The notion of Judith's attempt at seducing Holofernes was not something the early Christian Church deemed appropriate. Religious interpretations instead relayed that God enhanced her beauty without interfering with her innocence as a woman, which led to the increased imagery that connected her to the Virgin Mary. In the Middle Ages, Judith was often cast in the same light as the Virgin, comparing their similar triumphs of beheading characters that represented evil—Holofernes and the devil, respectively.

Steering away from an all-encompassing approach to story-telling, Renaissance art marked the beginning of focusing entirely on the suspenseful moments of Judith's tale, particularly when Holofernes is beheaded. A prime example of this is Michelangelo's pendentive of Judith in the Sistine Chapel. Mythological symbols have been implemented in the decoration of Judith's armor, referencing the female war/hunting figures of Artemis, Athena and the Amazons. Donatello is most well-known for this application, but the tradition is connected to other artists, like Sandro Botticelli, Michelangelo, Andrea Mantegna, Giorgio Vasari, Caravaggio, and Artemisia Gentileschi. It is speculated by art historian Mary Garrard that Judith served as a righteous symbol from which people in the sixteenth and seventeenth centuries looked to in religious and political situations. During the Counter-Reformation, Catholics saw Judith's conquest of Holofernes as their battle and victory over Protestantism, specifically Truth over Heresy.

== Interpretations ==
Women depicted in these biblical times traditionally wore sandals or were barefoot, as opposed to Judith's attire in this painting. Judith, being clad in armor with heavy shoes—typically seen on a warrior or a member of the military—alters the perception of power coming from a source that is usually associated with the sensuous form. Art historians Keith Christiansen and Judith Walker argue that the gauntlet in her hand aims to emphasize the symbolic act of a military champion's defeat and loss of power. This notion is also addressed in regards to Judith, a young widowed woman, being the one to strip Holofernes of his heroic attributes. Holofernes' attraction to Judith, which ultimately leads to a calamitous case of deception and violence, almost mirrors the events of Gentileschi's own life. The symbolic nature and personification of the characters in the biblical story, however, are opposite to the true proceedings of the artist. Art historian E. P. Richardson points out that this painting might serve as somewhat of a self-portrait, as Judith's maidservant possesses physical qualities that match those of Gentileschi, herself. From the analysis of Diane Apostolos-Cappadona, the interpretation of Judith under Artemisia serves as an indicator of the female hero no longer painted in the righteous light of God.

=== Mary Garrard ===
In her book, Artemisia Gentileschi: The Image of the Female Hero in Italian Baroque Art, art historian Mary D. Garrard notes that Gentileschi's depiction of female figures places them in a more heroic lighting. Garrard notes the symbolism that writers have attributed to Judith beheading Holofernes, believing it to be Artemisia's version of retaliation from her personal life. The aftermath of the rape trial involving her father's friend Agostino Tassi, as well as the opinions of those that challenged her virtue, may have influenced her style and content. Having said this, Garrard believes the meaning behind Gentileschi and Judith is much more complex. This inclusion of self-portraiture was common among a wide range of artists, like Titian, Michelangelo, and even Caravaggio.

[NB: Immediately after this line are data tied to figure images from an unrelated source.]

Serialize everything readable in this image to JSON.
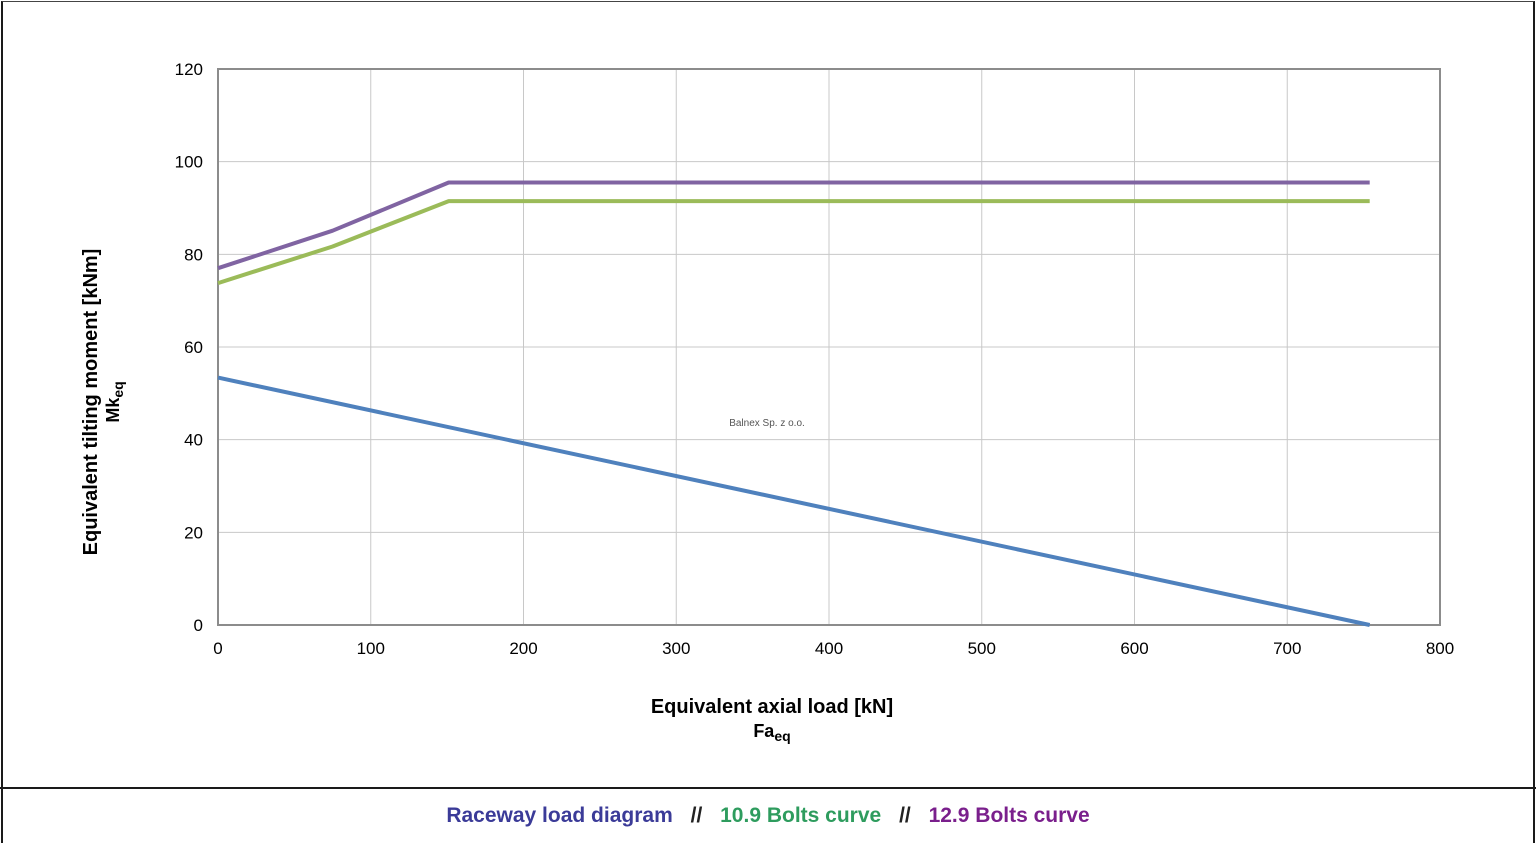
{
  "chart_data": {
    "type": "line",
    "title": "",
    "xlabel": "Equivalent axial load [kN]",
    "xlabel_sub": {
      "main": "Fa",
      "subscript": "eq"
    },
    "ylabel": "Equivalent tilting moment [kNm]",
    "ylabel_sub": {
      "main": "Mk",
      "subscript": "eq"
    },
    "xlim": [
      0,
      800
    ],
    "ylim": [
      0,
      120
    ],
    "xticks": [
      "0",
      "100",
      "200",
      "300",
      "400",
      "500",
      "600",
      "700",
      "800"
    ],
    "yticks": [
      "0",
      "20",
      "40",
      "60",
      "80",
      "100",
      "120"
    ],
    "grid": true,
    "series": [
      {
        "name": "Raceway load diagram",
        "color": "#4F81BD",
        "x": [
          0,
          754
        ],
        "y": [
          53.4,
          0
        ]
      },
      {
        "name": "10.9 Bolts curve",
        "color": "#9BBB59",
        "x": [
          0,
          75,
          151,
          754
        ],
        "y": [
          73.8,
          81.7,
          91.5,
          91.5
        ]
      },
      {
        "name": "12.9 Bolts curve",
        "color": "#8064A2",
        "x": [
          0,
          75,
          151,
          754
        ],
        "y": [
          77.0,
          85.1,
          95.5,
          95.5
        ]
      }
    ],
    "annotation": "Balnex Sp. z o.o."
  },
  "legend": {
    "separator": "//",
    "items": [
      {
        "label": "Raceway load diagram",
        "color": "#3B3B98"
      },
      {
        "label": "10.9 Bolts curve",
        "color": "#2E9C5E"
      },
      {
        "label": "12.9 Bolts curve",
        "color": "#7A1F8C"
      }
    ]
  }
}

Garrard infers that men feared Gentileschi's series of Judith beheading Holofernes because it brought to life the notion of a woman taking control and ruling over a man. The author analyzes that Artemisia may have also integrated some characteristics of herself into Judith's maidservant, Abra, whose supportive appearance diverges from the unfaithfulness of Gentileschi's former friend, Tuzia. Garrard concludes that the symbolic differences between Judith and Abra connect to the past and present iterations of the artist, herself. Through this, Gentileschi painted a more complex description of the biblical heroine and her loyal companion, in order to, in Garrard's mind, break them free from confining stereotypes.